Hawaii Holomua, Buke III, Helu 142, Aoao 2. Ianuari 19, 1893.

Another article on the lowering of the Hawaiian flag from Iolani Palace, 1893.

The royal standard was lowered from the flag pole of the Palace this past Wednesday, and it is not known when it will be raised again, and the former Queen, Liliuokalani, returned to her home in Waikiki to live.

(Kuokoa, 1/21/1893, p. 2)

Ua huki ia ka hae kalaunu...

Ka Nupepa Kuokoa, Buke XXXII, Helu 3, Aoao 2. Ianuari 21, 1893.

More on the flag, 1893.

[Found under: "News of the Day"]

According to the last news we received, there is a desire to raise the American flag above the Palace, and the government buildings, and up the other flag poles of the nation, however, there are some high-ranking officials from other nations who are protesting it vehemently; and that is how they barely remain.

(Leo o ka Lahui, 1/19/1893, p. 2)

Ma ka lono i loaa hope...

Ka Leo o ka Lahui, Buke II, Helu 625, Aoao 2. Ianuari 19, 1893.

More on the flag from Iolani Palace, 2011.

After putting up the article from 1918 about the search for the flag from the Palace earlier this week, I went to the Archives just to see.

303

FLAGS – ROYAL STANDARD
4′ x 12′
Marked on hoists: Royal Hawaiian Islands.
Royal Crest on a gold field.
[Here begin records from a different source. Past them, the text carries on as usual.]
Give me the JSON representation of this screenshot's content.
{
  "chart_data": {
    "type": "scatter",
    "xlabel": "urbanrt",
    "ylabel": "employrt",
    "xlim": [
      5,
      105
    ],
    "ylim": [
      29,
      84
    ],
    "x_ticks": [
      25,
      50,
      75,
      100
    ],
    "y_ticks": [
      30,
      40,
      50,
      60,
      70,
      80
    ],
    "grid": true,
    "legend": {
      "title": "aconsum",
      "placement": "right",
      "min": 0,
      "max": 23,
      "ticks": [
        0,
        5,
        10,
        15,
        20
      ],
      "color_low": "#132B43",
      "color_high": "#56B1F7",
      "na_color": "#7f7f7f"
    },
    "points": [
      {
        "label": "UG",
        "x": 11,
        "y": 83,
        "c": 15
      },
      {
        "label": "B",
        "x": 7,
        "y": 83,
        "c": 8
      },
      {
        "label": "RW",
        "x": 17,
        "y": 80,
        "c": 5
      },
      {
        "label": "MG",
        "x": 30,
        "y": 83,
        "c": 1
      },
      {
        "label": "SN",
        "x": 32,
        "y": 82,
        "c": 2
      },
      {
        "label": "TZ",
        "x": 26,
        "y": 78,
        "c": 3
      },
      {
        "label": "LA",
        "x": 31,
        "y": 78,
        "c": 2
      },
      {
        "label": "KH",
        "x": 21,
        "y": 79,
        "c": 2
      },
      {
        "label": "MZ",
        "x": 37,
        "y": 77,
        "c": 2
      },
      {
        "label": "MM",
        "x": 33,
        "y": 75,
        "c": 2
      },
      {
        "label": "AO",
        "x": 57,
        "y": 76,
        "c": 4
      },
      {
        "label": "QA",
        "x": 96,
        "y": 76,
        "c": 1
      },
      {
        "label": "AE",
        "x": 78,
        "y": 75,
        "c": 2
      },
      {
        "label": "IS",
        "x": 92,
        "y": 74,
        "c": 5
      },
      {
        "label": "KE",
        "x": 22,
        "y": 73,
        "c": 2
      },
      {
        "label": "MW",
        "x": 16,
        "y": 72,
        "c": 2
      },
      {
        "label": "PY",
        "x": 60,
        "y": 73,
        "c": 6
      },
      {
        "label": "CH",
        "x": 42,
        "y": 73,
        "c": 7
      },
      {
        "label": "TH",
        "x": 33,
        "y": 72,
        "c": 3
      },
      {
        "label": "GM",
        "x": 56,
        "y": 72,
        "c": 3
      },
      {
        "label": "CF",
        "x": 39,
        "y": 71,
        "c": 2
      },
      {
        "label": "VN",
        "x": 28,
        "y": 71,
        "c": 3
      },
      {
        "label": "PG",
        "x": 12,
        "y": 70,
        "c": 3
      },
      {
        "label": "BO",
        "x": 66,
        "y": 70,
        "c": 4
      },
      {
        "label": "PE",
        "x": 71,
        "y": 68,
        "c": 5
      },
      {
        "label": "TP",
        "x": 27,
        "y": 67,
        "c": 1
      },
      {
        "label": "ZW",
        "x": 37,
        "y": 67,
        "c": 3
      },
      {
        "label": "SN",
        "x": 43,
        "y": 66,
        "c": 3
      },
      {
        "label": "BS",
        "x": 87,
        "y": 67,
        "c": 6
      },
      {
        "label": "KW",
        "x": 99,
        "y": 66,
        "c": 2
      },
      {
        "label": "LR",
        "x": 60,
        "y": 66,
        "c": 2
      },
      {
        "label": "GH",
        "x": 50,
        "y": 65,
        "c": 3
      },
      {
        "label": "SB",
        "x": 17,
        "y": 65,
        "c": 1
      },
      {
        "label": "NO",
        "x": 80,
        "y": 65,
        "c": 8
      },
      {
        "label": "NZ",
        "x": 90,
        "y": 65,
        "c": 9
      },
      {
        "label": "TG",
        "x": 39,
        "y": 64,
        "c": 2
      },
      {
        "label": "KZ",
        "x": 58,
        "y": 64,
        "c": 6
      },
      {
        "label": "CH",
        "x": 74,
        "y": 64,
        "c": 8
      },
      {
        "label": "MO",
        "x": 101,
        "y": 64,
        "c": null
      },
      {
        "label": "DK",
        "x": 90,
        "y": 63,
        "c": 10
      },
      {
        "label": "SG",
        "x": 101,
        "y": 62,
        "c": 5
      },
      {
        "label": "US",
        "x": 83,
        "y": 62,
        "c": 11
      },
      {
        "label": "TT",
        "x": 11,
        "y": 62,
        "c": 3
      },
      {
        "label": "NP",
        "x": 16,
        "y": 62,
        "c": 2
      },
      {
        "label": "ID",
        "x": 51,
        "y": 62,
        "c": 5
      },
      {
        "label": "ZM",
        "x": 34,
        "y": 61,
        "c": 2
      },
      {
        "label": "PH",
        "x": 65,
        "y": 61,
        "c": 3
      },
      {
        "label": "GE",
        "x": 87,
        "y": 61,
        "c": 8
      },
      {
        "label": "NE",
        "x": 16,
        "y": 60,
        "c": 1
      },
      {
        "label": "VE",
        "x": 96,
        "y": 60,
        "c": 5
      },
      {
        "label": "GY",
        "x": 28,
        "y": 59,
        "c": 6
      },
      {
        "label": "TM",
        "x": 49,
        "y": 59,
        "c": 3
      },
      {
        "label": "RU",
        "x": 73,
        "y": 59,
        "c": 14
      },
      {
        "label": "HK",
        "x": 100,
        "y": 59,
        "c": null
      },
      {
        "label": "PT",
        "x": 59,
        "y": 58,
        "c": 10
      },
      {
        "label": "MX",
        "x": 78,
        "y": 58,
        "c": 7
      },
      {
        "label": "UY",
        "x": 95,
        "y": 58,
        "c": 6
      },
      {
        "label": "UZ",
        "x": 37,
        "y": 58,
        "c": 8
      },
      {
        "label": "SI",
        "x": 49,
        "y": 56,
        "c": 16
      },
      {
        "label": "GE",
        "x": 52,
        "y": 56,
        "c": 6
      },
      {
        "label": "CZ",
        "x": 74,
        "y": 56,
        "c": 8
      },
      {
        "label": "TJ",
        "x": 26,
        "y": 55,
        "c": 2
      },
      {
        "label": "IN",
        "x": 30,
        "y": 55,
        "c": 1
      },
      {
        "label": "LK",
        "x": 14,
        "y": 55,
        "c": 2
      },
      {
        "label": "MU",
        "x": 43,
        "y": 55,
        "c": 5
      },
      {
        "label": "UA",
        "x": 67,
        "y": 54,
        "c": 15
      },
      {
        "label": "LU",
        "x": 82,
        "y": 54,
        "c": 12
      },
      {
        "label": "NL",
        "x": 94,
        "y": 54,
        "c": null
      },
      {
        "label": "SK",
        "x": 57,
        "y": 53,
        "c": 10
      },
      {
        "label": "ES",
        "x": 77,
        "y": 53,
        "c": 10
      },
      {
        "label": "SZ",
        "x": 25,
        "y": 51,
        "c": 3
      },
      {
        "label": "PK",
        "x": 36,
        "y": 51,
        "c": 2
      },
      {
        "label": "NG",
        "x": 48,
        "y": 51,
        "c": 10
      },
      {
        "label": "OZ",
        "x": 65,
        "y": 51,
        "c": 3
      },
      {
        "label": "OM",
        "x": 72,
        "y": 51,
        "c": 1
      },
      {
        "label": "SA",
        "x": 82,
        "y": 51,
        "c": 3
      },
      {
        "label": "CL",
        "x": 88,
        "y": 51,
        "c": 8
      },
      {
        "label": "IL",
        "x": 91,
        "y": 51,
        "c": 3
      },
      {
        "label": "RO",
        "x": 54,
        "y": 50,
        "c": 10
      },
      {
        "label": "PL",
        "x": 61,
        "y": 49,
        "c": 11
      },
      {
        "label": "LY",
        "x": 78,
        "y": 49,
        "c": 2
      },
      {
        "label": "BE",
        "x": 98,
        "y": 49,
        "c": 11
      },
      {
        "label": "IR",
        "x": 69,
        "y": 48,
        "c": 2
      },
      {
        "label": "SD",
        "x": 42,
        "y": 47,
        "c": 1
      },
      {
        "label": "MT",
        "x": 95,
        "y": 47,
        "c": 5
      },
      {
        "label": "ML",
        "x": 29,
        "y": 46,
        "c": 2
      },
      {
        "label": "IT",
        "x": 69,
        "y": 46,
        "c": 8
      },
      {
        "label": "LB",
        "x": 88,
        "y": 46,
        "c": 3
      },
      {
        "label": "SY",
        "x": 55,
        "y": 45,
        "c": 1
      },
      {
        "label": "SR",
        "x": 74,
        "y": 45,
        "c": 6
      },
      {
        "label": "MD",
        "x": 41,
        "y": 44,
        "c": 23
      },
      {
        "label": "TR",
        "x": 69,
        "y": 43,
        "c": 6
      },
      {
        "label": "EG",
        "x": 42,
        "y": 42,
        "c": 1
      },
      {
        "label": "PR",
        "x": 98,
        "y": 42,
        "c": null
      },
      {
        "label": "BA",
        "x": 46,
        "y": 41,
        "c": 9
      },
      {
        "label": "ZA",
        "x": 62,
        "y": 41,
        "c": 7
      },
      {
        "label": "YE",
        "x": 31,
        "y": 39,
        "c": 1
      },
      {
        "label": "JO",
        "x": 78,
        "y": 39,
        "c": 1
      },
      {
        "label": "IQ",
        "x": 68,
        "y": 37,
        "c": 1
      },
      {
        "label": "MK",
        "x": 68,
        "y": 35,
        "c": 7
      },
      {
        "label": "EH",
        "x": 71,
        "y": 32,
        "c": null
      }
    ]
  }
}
Badly burnt and repaired,
June 1940.

This flag is said to be Queen Liliuokalani’s Royal Standard that was lowered from Iolani Palace on January 17, 1893 by Captain John Good, N. G. H.

Source: Transferred from West Point Museum, Sept. 26, 1978 and received by Gov. George Ariyoshi, Oct. 3, 1978. Transfer arranged by John W. Bryan, Sr. (grandson of Capt. John Good) who originally donated the flag to West Point Museum, in June 1925.
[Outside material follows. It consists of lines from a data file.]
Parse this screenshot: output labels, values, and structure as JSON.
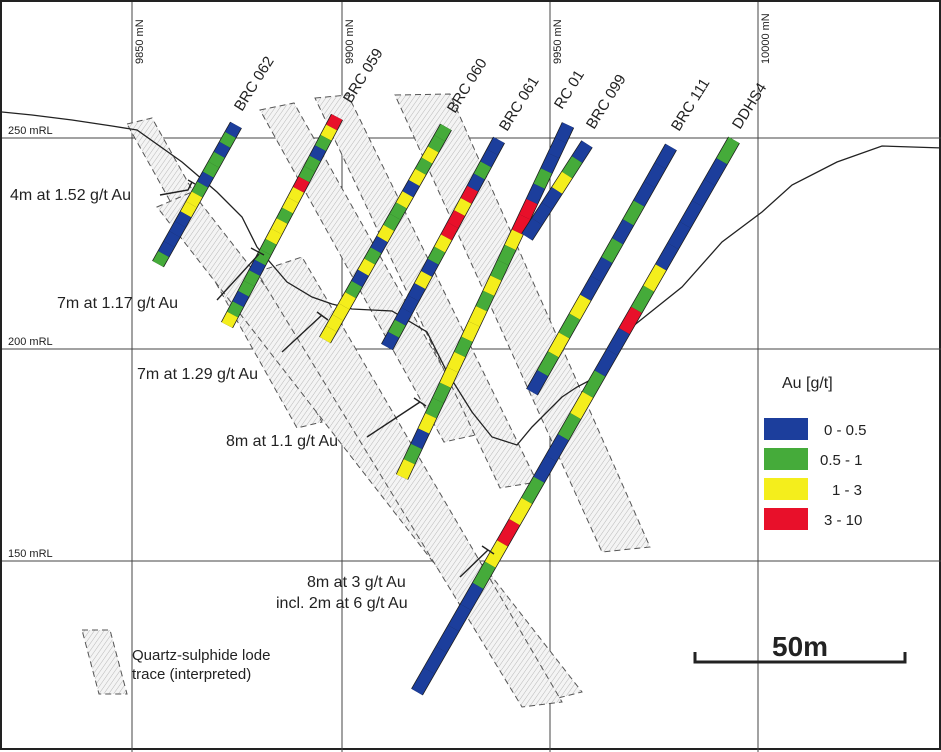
{
  "grid": {
    "northings": [
      "9850 mN",
      "9900 mN",
      "9950 mN",
      "10000 mN"
    ],
    "rls": [
      "250 mRL",
      "200 mRL",
      "150 mRL"
    ]
  },
  "holes": [
    {
      "name": "BRC 062",
      "grade": "0 - 0.5"
    },
    {
      "name": "BRC 059",
      "grade": "0 - 0.5"
    },
    {
      "name": "BRC 060",
      "grade": "0 - 0.5"
    },
    {
      "name": "BRC 061",
      "grade": "0 - 0.5"
    },
    {
      "name": "RC 01",
      "grade": "0 - 0.5"
    },
    {
      "name": "BRC 099",
      "grade": "0 - 0.5"
    },
    {
      "name": "BRC 111",
      "grade": "0 - 0.5"
    },
    {
      "name": "DDHS4",
      "grade": "0 - 0.5"
    }
  ],
  "intercepts": [
    {
      "line1": "4m at 1.52 g/t Au"
    },
    {
      "line1": "7m at 1.17 g/t Au"
    },
    {
      "line1": "7m at 1.29 g/t Au"
    },
    {
      "line1": "8m at 1.1 g/t Au"
    },
    {
      "line1": "8m at 3 g/t Au",
      "line2": "incl. 2m at 6 g/t Au"
    }
  ],
  "legend": {
    "title": "Au [g/t]",
    "items": [
      {
        "label": "0 - 0.5",
        "color": "#1c3e9c"
      },
      {
        "label": "0.5 - 1",
        "color": "#45ab3a"
      },
      {
        "label": "1 - 3",
        "color": "#f4ee1c"
      },
      {
        "label": "3 - 10",
        "color": "#e8102a"
      }
    ]
  },
  "lode_legend": {
    "line1": "Quartz-sulphide lode",
    "line2": "trace (interpreted)"
  },
  "scale_bar": {
    "label": "50m"
  }
}
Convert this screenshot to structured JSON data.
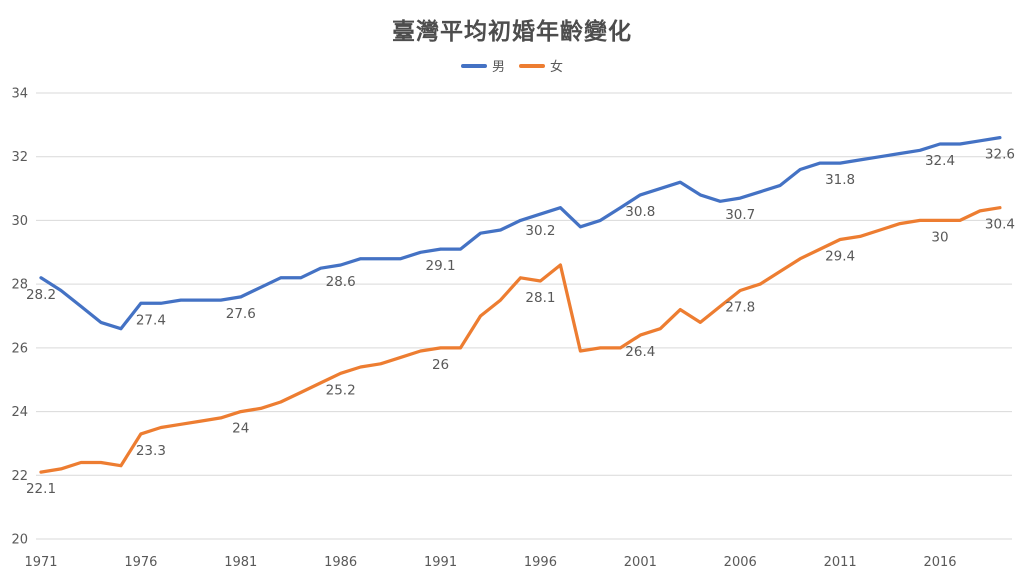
{
  "title": "臺灣平均初婚年齡變化",
  "legend": {
    "male_label": "男",
    "female_label": "女"
  },
  "colors": {
    "male": "#4472C4",
    "female": "#ED7D31",
    "gridline": "#D9D9D9",
    "axis_text": "#595959",
    "title_text": "#4d4d4d"
  },
  "chart_data": {
    "type": "line",
    "title": "臺灣平均初婚年齡變化",
    "xlabel": "",
    "ylabel": "",
    "ylim": [
      20,
      34
    ],
    "yticks": [
      20,
      22,
      24,
      26,
      28,
      30,
      32,
      34
    ],
    "xticks": [
      1971,
      1976,
      1981,
      1986,
      1991,
      1996,
      2001,
      2006,
      2011,
      2016
    ],
    "grid": "horizontal",
    "legend_position": "top",
    "x": [
      1971,
      1972,
      1973,
      1974,
      1975,
      1976,
      1977,
      1978,
      1979,
      1980,
      1981,
      1982,
      1983,
      1984,
      1985,
      1986,
      1987,
      1988,
      1989,
      1990,
      1991,
      1992,
      1993,
      1994,
      1995,
      1996,
      1997,
      1998,
      1999,
      2000,
      2001,
      2002,
      2003,
      2004,
      2005,
      2006,
      2007,
      2008,
      2009,
      2010,
      2011,
      2012,
      2013,
      2014,
      2015,
      2016,
      2017,
      2018,
      2019
    ],
    "series": [
      {
        "name": "男",
        "color": "#4472C4",
        "values": [
          28.2,
          27.8,
          27.3,
          26.8,
          26.6,
          27.4,
          27.4,
          27.5,
          27.5,
          27.5,
          27.6,
          27.9,
          28.2,
          28.2,
          28.5,
          28.6,
          28.8,
          28.8,
          28.8,
          29.0,
          29.1,
          29.1,
          29.6,
          29.7,
          30.0,
          30.2,
          30.4,
          29.8,
          30.0,
          30.4,
          30.8,
          31.0,
          31.2,
          30.8,
          30.6,
          30.7,
          30.9,
          31.1,
          31.6,
          31.8,
          31.8,
          31.9,
          32.0,
          32.1,
          32.2,
          32.4,
          32.4,
          32.5,
          32.6
        ]
      },
      {
        "name": "女",
        "color": "#ED7D31",
        "values": [
          22.1,
          22.2,
          22.4,
          22.4,
          22.3,
          23.3,
          23.5,
          23.6,
          23.7,
          23.8,
          24.0,
          24.1,
          24.3,
          24.6,
          24.9,
          25.2,
          25.4,
          25.5,
          25.7,
          25.9,
          26.0,
          26.0,
          27.0,
          27.5,
          28.2,
          28.1,
          28.6,
          25.9,
          26.0,
          26.0,
          26.4,
          26.6,
          27.2,
          26.8,
          27.3,
          27.8,
          28.0,
          28.4,
          28.8,
          29.1,
          29.4,
          29.5,
          29.7,
          29.9,
          30.0,
          30.0,
          30.0,
          30.3,
          30.4
        ]
      }
    ],
    "data_labels": {
      "years": [
        1971,
        1976,
        1981,
        1986,
        1991,
        1996,
        2001,
        2006,
        2011,
        2016,
        2019
      ],
      "male": [
        "28.2",
        "27.4",
        "27.6",
        "28.6",
        "29.1",
        "30.2",
        "30.8",
        "30.7",
        "31.8",
        "32.4",
        "32.6"
      ],
      "female": [
        "22.1",
        "23.3",
        "24",
        "25.2",
        "26",
        "28.1",
        "26.4",
        "27.8",
        "29.4",
        "30",
        "30.4"
      ]
    }
  }
}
See Correspondence file for further info.

Hawaii State Archives card catalogue

from Archives, 12/9/2011

Hawaiian Flag from Iolani Palace, 1918.

ANYONE KNOW OF THE ROYAL FLAG?

This office [of the Kuokoa] was asked by the caretaker of the museum of antiquities at Kamehameha Schools, if perhaps there was someone who knew the whereabouts of the royal flag of Hawaii nei that was taken down from the flagpole of the palace when the rule of Queen Liliuokalani was snatched away, and being that there is no one here in this office who knows of the flag, therefore it is being asked before the public, and perhaps there is a Hawaiian who knows of the flag, or has heard of where it is kept.

There are many Hawaiian flags, but the one that is greatly desired is the royal flag that was taken down on the 17th of January of the year 1893, which is 25 years ago; and the reason for this great desire to acquire this flag is that it will become something that will remind us of the history of Hawaii and her people.

If there is someone who knows, or who has seen where this royal flag is kept, please inform the head of the museum at Kamehameha Schools, or this office.

(Kuokoa, 8/16/1918, p. 3)

UA IKE ANEI KEKAHI I KA HAE KALAUNU?

Ka Nupepa Kuokoa, Buke LVI, Helu 33, Aoao 3. Augate 16, 1918.